En cours de route, elle s’est intéressée à la santé mentale des agriculteurs. Mme Kelly a joué un rôle essentiel dans l’établissement de liens entre l’agriculture et l’initiative de santé mentale Bell Cause pour la cause, et a cofondé la Do More Agriculture Foundation (en anglais seulement), une importante ressource communautaire consacrée à la santé mentale des agriculteurs.

Toutes ces initiatives lui ont permis d’améliorer considérablement le profil de sa marque. Aujourd’hui, elle est une influenceuse incontestée sur les médias sociaux et compte près de 25 000 abonnés sur Twitter.

« Établir une voie de communication avec le milieu urbain canadien, c’est comprendre le monde dans lequel vivent les citadins, ce que je fais par le biais de discussions sur la santé mentale. »

Une marque agricole attire le public urbain

Près d’Elm Creek, au Manitoba, Colin Penner exploite Pennmann Farms avec sa femme Lori.

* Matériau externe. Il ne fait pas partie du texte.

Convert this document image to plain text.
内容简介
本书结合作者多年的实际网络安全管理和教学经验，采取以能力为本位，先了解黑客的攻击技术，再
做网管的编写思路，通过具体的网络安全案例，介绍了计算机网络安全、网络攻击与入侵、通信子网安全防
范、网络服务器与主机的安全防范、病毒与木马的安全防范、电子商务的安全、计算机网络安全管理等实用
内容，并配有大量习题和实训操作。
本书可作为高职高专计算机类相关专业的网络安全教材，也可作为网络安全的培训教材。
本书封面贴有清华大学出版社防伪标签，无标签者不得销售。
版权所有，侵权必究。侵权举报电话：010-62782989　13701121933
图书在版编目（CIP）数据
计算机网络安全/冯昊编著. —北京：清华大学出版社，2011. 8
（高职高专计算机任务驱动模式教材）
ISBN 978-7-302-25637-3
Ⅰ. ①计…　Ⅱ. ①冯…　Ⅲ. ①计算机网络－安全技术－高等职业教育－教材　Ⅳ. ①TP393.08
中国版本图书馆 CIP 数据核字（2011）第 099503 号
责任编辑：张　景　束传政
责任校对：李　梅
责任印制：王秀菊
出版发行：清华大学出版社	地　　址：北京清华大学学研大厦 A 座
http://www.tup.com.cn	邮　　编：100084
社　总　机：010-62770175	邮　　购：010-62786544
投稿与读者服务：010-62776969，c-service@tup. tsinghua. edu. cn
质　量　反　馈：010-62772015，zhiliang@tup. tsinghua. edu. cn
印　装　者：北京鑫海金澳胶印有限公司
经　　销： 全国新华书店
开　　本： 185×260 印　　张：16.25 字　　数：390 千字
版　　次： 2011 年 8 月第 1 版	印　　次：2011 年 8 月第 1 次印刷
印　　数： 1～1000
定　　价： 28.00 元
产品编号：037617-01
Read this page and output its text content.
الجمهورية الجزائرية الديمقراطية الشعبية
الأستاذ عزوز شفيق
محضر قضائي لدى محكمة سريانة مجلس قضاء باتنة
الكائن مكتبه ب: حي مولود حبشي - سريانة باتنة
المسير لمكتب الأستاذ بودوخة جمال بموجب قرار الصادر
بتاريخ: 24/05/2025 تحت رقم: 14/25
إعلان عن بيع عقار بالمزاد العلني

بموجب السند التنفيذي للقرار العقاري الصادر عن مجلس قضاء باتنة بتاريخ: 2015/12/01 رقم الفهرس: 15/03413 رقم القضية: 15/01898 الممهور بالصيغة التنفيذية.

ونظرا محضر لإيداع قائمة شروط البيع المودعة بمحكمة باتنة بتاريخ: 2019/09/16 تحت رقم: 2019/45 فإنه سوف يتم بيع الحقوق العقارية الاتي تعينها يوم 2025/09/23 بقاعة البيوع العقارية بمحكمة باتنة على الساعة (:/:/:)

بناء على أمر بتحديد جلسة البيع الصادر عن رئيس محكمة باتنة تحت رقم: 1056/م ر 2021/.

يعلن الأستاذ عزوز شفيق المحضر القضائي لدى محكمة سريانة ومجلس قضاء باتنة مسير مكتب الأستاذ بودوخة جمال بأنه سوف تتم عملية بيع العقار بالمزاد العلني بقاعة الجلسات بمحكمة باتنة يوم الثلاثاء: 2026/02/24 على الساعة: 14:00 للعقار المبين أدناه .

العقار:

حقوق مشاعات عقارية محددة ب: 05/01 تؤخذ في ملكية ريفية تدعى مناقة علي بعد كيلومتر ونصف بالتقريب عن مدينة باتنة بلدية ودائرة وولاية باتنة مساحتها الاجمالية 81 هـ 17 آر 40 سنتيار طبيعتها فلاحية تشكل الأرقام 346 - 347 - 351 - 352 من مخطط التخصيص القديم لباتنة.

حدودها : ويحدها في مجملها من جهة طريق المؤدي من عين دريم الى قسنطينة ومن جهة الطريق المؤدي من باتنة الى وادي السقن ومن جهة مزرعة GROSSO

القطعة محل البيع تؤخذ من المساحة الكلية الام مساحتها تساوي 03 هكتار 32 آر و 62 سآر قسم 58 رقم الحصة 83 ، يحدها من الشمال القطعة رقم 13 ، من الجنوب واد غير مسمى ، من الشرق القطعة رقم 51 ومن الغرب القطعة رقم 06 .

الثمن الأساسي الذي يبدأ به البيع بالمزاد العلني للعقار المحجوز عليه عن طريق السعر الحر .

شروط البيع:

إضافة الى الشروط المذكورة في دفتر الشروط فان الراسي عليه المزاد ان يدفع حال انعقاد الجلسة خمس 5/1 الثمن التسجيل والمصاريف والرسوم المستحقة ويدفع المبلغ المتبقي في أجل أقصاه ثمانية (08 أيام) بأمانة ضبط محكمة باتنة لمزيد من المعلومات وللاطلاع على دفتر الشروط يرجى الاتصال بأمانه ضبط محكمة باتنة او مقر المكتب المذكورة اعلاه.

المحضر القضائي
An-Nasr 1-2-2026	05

Il crée une marque qui reflète son intérêt pour l’éducation, la défense des droits, le leadership et la communication.

Il pense qu’une marque de « ferme » attire les citadins qui, dans l’ensemble, sont fascinés par la vie agricole – même par les images qui semblent banales pour les agriculteurs et les gens de la campagne, comme des machines inertes ou un coucher de soleil.

Une marque de « ferme » attire les citadins qui, dans l’ensemble, sont fascinés par la vie agricole.

« Je veux que l’agriculture ait une présence publique positive », déclare M. Penner. « Tant d’agriculteurs dont on parle dans les médias sont associés à des histoires négatives. Je veux montrer qu’il y a beaucoup de belles histoires à raconter. »

En plus de travailler à la ferme céréalière familiale de 4000 acres, M. Penner enseigne un cours de base pour les étudiants en agriculture de l’Université du Manitoba, son alma mater, appelé « projet gestion de planification de la gestion ». Il est également coprésident de l’association Manitoba Young Farmers.

« Nous parlons de ce que nous sommes et de ce que nous faisons », explique M. Penner. L’échange de renseignements lors de réunions ou sur les médias sociaux est un moyen de créer une marque et d’aider les gens à découvrir l’agriculture. »

En conclusion

La création d’une marque personnelle solide peut aider une entreprise à se faire connaître et à gagner en crédibilité aux yeux des consommateurs. Les experts suggèrent de créer un espace ouvert et positif qui permet d’informer le public, d’assurer sa promotion, d’être un meneur et de fournir de l’information sur tous les aspects de l’agriculture, même ceux que les agriculteurs peuvent trouver banals.